The most notable implementations are:
- Intel Hyper-Threading (HT), first introduced in 2002 in the Intel Pentium 4 and still used today, using two hardware threads per core
- AMD SMT: introduced in 2017 with the AMD Ryzen processors (Zen microarchitecture)
- IBM POWER Processors: implemented first in POWER5 in 2004, with two hardware threads per core, and then with up to 8 per core (POWER9 in 2017)
- Sun Microsystems UltraSPARC T1: launched in 2005, up to four hardware threads per core
Temporal multi-threading
In coarse-grained temporal multi-threading the main processor pipeline contains a single thread at the time and the processor must effectively perform a rapid context switch or thread switch before executing a different thread.
Tip
In this case the multi-threading comes from the processor ability to switch threads quickly, often within few cycles, compared to 100+ cycles required in traditional architecture. This is achieved by having multiple thread states in hardware and avoiding the need to flush registers and restore them
In fine-grained or interleaved, the main processor pipeline may contain multiple threads, with context switches effectively occurring between pipe stages (e.g., in the barrel processor). This form of multi-threading can be more expensive than the coarse-grained forms because execution resources that span multiple pipe stages may have to deal with multiple threads.
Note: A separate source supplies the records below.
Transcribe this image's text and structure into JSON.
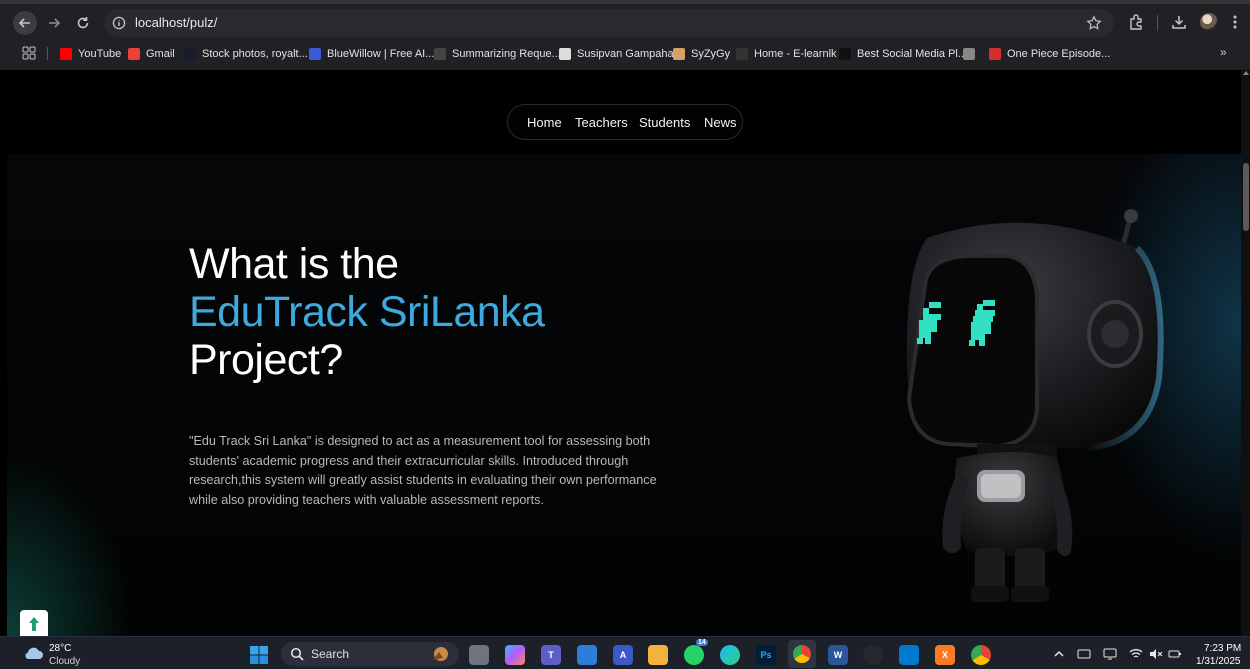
{
  "browser": {
    "url": "localhost/pulz/",
    "bookmarks": [
      {
        "label": "YouTube",
        "icon": "youtube-icon",
        "color": "#ff0000"
      },
      {
        "label": "Gmail",
        "icon": "gmail-icon",
        "color": "#ea4335"
      },
      {
        "label": "Stock photos, royalt...",
        "icon": "stock-icon",
        "color": "#1b1b2f"
      },
      {
        "label": "BlueWillow | Free AI...",
        "icon": "bluewillow-icon",
        "color": "#3b5bdb"
      },
      {
        "label": "Summarizing Reque...",
        "icon": "openai-icon",
        "color": "#444444"
      },
      {
        "label": "Susipvan Gampaha",
        "icon": "susipvan-icon",
        "color": "#dddddd"
      },
      {
        "label": "SyZyGy",
        "icon": "syzygy-icon",
        "color": "#d9a066"
      },
      {
        "label": "Home - E-learnlk",
        "icon": "elearn-icon",
        "color": "#333333"
      },
      {
        "label": "Best Social Media Pl...",
        "icon": "b-icon",
        "color": "#111111"
      },
      {
        "label": "",
        "icon": "globe-icon",
        "color": "#888888"
      },
      {
        "label": "One Piece Episode...",
        "icon": "anime-icon",
        "color": "#d32f2f"
      }
    ]
  },
  "nav": {
    "home": "Home",
    "teachers": "Teachers",
    "students": "Students",
    "news": "News"
  },
  "hero": {
    "line1": "What is the",
    "line2": "EduTrack SriLanka",
    "line3": "Project?",
    "accent_color": "#3fa9dd",
    "description": "\"Edu Track Sri Lanka\" is designed to act as a measurement tool for assessing both students' academic progress and their extracurricular skills. Introduced through research,this system will greatly assist students in evaluating their own performance while also providing teachers with valuable assessment reports."
  },
  "taskbar": {
    "weather_temp": "28°C",
    "weather_desc": "Cloudy",
    "search_label": "Search",
    "whatsapp_badge": "14",
    "time": "7:23 PM",
    "date": "1/31/2025"
  }
}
Examples of popular TMT implementations are:
- Barrel Processors (Fine-Grained TMT): CDC 6600 Peripheral Processors (as early as 1964) which switched threads at every pipeline stage to hide memory latency and Sun Microsystems’ MAJC processor (1999)
- Coarse-Grained TMT in GPUs: NVIDIA GPUs (starting in 2006) schedule different warps (groups of threads) when others stall, though their primary parallelism comes from SIMT (Single Instruction, Multiple Threads).
- Cray XMT Supercomputers: Introduced in 2007, the Cray XMT implemented coarse-grained multi-threading to handle large-scale problems like graph traversal. The processor switched threads on memory latency to maximize pipeline utilization.